It was just Arthur’s luck that they’d get to their house in the middle of the sweltering-hot Summer weather and find their air-conditioner had broken down.
“Christ,” Eames had muttered, rolling up his sleeves and unbuttoning his shirt halfway. Arthur glared and felt like he was being roasted in the tight confines of his three piece suit. At least the freezer, refrigerator and shower still worked.
“We need some food,” he’d said to Eames.
“Alright, darling, you drive and I’ll do the shopping run.”
So here Arthur was, in their car with the cooling turned down as low as possible (it wasn’t cool enough), doing a Sudoku on an old newspaper that he’d found in the glove box. He was beginning to worry about Eames when the back door flung open and a violent rustling of plastic bags sounded as Eames scrambled in.
“Quick, Arthur, I’ve got ice cream,” he said and Arthur chucked the newspaper and pen messily into the passenger seat in his haste to start the engine. “Sorry I took so long, I couldn’t pick the second ice cream flavour,” he apologised as Arthur pulled out of the parking spot.
“What did you get?”
“Cookies and cream, I know it’s your favourite, and honey macadamia.”
“Oh my God,” Arthur moaned, already imagining the coldness sliding down his throat and settling in his stomach.
“I know. We’ll go home and you can have a shower and then you can eat all the ice cream you like.”
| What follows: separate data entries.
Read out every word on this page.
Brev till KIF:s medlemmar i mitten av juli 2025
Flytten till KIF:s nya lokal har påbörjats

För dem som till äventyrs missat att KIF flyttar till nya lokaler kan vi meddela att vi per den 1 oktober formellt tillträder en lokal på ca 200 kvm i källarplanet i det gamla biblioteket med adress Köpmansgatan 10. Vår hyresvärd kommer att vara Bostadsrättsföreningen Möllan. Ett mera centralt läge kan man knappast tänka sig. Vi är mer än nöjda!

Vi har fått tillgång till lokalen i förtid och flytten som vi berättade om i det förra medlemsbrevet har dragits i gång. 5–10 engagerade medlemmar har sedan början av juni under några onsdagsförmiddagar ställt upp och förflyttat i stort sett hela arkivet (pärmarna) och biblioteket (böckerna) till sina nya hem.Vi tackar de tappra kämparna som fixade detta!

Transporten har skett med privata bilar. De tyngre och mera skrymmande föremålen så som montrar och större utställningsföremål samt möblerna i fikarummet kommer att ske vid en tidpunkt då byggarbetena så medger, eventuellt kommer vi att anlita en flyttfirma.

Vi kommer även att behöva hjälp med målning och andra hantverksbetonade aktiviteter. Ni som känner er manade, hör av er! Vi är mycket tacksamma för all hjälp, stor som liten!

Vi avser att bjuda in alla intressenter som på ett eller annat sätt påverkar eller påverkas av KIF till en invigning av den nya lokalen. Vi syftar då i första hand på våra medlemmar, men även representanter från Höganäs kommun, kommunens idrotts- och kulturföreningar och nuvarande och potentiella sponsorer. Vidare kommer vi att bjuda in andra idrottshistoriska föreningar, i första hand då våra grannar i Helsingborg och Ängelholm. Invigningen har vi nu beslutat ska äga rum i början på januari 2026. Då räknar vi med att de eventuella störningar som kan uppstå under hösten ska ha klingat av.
It shouldn’t have been a surprise to Arthur that they’d come up against a traffic jam. A car up ahead had managed to do a barrel roll and was blocking both lanes. Arthur was on the verge of doing something reckless and illegal to save the ice cream. He twiddled the temperature gauge nervously and glanced in the rear-view mirror at Eames, who was prodding at the shopping bags.
“Is the ice cream melting?” Arthur asked urgently.
“No, it’s alright, it’s alright,” Eames reassured hastily. “Don’t do anything stupid, darling, I didn’t bring my gun and I do love our house here.” Arthur huffed and drummed his fingers on the steering wheel, inching forwards until he found a side street he could escape into. They made it back home ten minutes later and dashed into the kitchen, shoving the shopping into the freezer and slamming it shut, panting heavily and covered in sweat. Arthur slumped against Eames’ shoulder, pressing his forehead into the bulk of his arm and groaned.
“Let’s get you out of these clothes, then,” Eames grinned, and dragged him off to the bathroom.